Lorsqu’il est au repos, le patient peut se sentir soulagé car les douleurs disparaissent, mais en revanche, elles réapparaissent lorsqu’il s’agit de se redresser, après un long moment de station assise ou allongée.

D’autres parts, le patient peut se plaindre d’un genou qui craque, d’un genou qui bloque et qui semble enraidi, et d’une articulation qui ne fonctionne pas aussi bien que d’ordinaire.

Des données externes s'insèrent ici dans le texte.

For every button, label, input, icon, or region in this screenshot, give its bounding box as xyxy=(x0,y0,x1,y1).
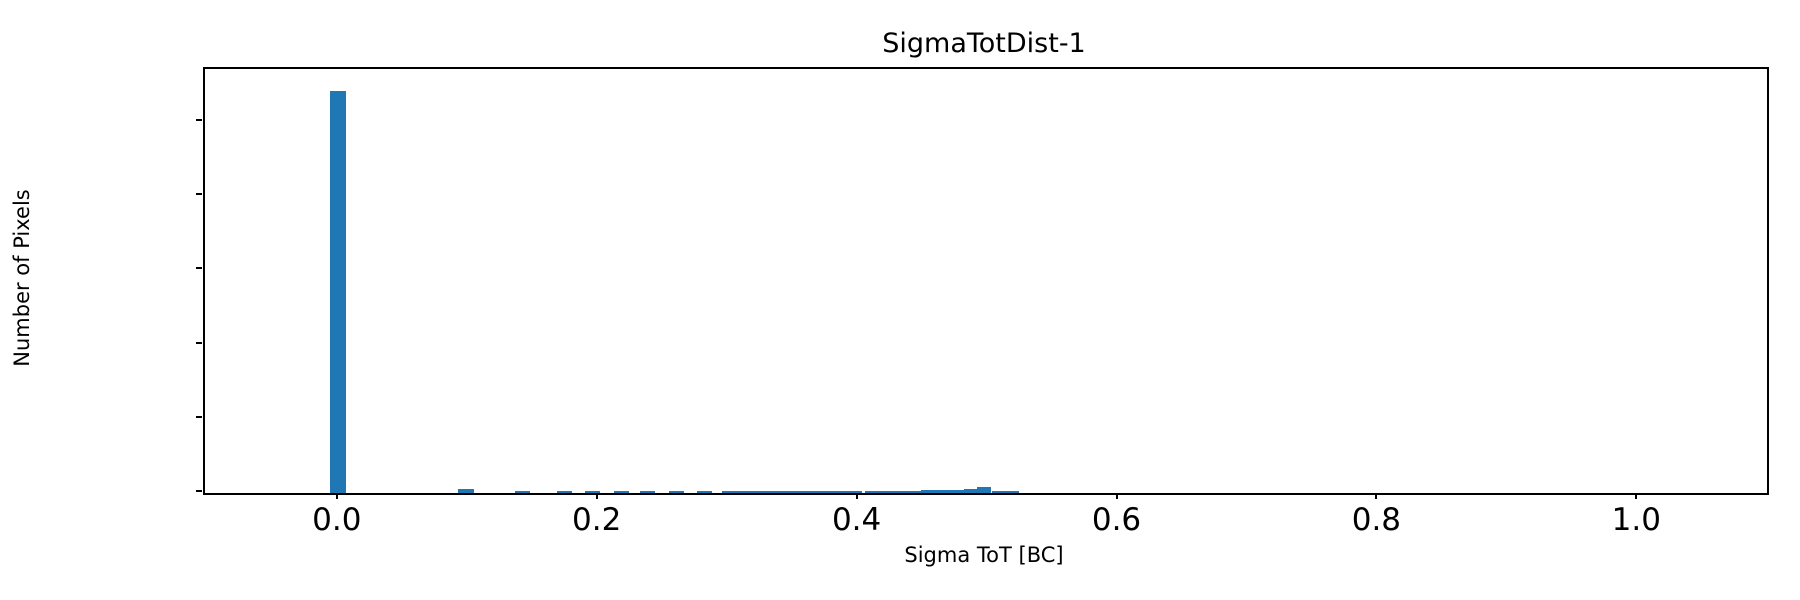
x-tick-mark xyxy=(1115,493,1118,499)
x-tick-label: 0.2 xyxy=(572,502,622,538)
x-tick-label: 0.6 xyxy=(1091,502,1142,538)
x-tick-label: 0.0 xyxy=(312,502,362,538)
x-tick-mark xyxy=(1375,493,1378,499)
histogram-bar xyxy=(949,490,964,493)
histogram-bar xyxy=(976,487,992,493)
y-tick-mark xyxy=(196,341,202,344)
y-tick-mark xyxy=(196,193,202,196)
histogram-bar xyxy=(963,489,977,493)
y-axis-label: Number of Pixels xyxy=(10,189,34,367)
histogram-bar xyxy=(613,490,629,493)
histogram-bar xyxy=(639,491,655,493)
histogram-bar xyxy=(864,490,879,493)
plot-area xyxy=(203,67,1769,495)
histogram-bars-layer xyxy=(205,69,1767,493)
histogram-bar xyxy=(878,490,921,493)
y-tick-mark xyxy=(196,118,202,121)
histogram-bar xyxy=(668,491,684,493)
y-tick-mark xyxy=(196,415,202,418)
chart-title: SigmaTotDist-1 xyxy=(882,28,1086,59)
histogram-bar xyxy=(514,490,530,493)
x-tick-label: 1.0 xyxy=(1611,502,1661,538)
x-tick-mark xyxy=(595,493,598,499)
x-axis-label: Sigma ToT [BC] xyxy=(904,543,1064,567)
x-tick-label: 0.8 xyxy=(1351,502,1402,538)
histogram-bar xyxy=(920,490,950,493)
x-tick-mark xyxy=(855,493,858,499)
histogram-bar xyxy=(457,488,474,493)
histogram-bar xyxy=(584,490,600,493)
histogram-bar xyxy=(696,490,712,493)
histogram-bar xyxy=(556,490,572,493)
histogram-bar xyxy=(329,90,346,493)
histogram-bar xyxy=(991,491,1020,493)
x-tick-mark xyxy=(1635,493,1638,499)
y-tick-mark xyxy=(196,490,202,492)
histogram-bar xyxy=(721,491,862,493)
y-tick-mark xyxy=(196,267,202,270)
x-tick-label: 0.4 xyxy=(831,502,882,538)
x-tick-mark xyxy=(335,493,338,499)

Diagnostic de l’instabilité de la rotule

Examen clinique

Pour évaluer le degré de gêne du patient au quotidien dans ses mouvements, le médecin procède à un examen clinique et à un interrogatoire de son patient. Grâce à des palpations, il peut localiser avec précision les douleurs et éliminer certaines pistes, pour tendre à poser le diagnostic de la rotule instable. Par ailleurs, lors de cet examen clinique, le médecin recherche à la fois les blocages décrits par le patient, mais aussi une hypermobilité de la rotule, grâce à un mouvement de flexion du genou.

Examen(s) d’imagerie

Le patient sera poussé ensuite à effectuer des examens complémentaires tels que des examens d’imagerie médicale. La radiographie du genou, effectuée de profil, permet dans ce cas précis de mesurer la hauteur de la rotule et d’observer la dysplasie de la trochlée. Généralement, dans le cas d’une rotule instable, un scanner peut être réalisé car il permet d’obtenir une vue d’ensemble et des informations précieuses sur la position de la rotule, mais également sur le tendon rotulien. De la même façon, l’arthroscanner permet de visualiser les éventuelles lésions du cartilage. En revanche, pour confirmer le diagnostic de la rotule instable, l’IRM ne fait généralement pas partie des examens prescrits.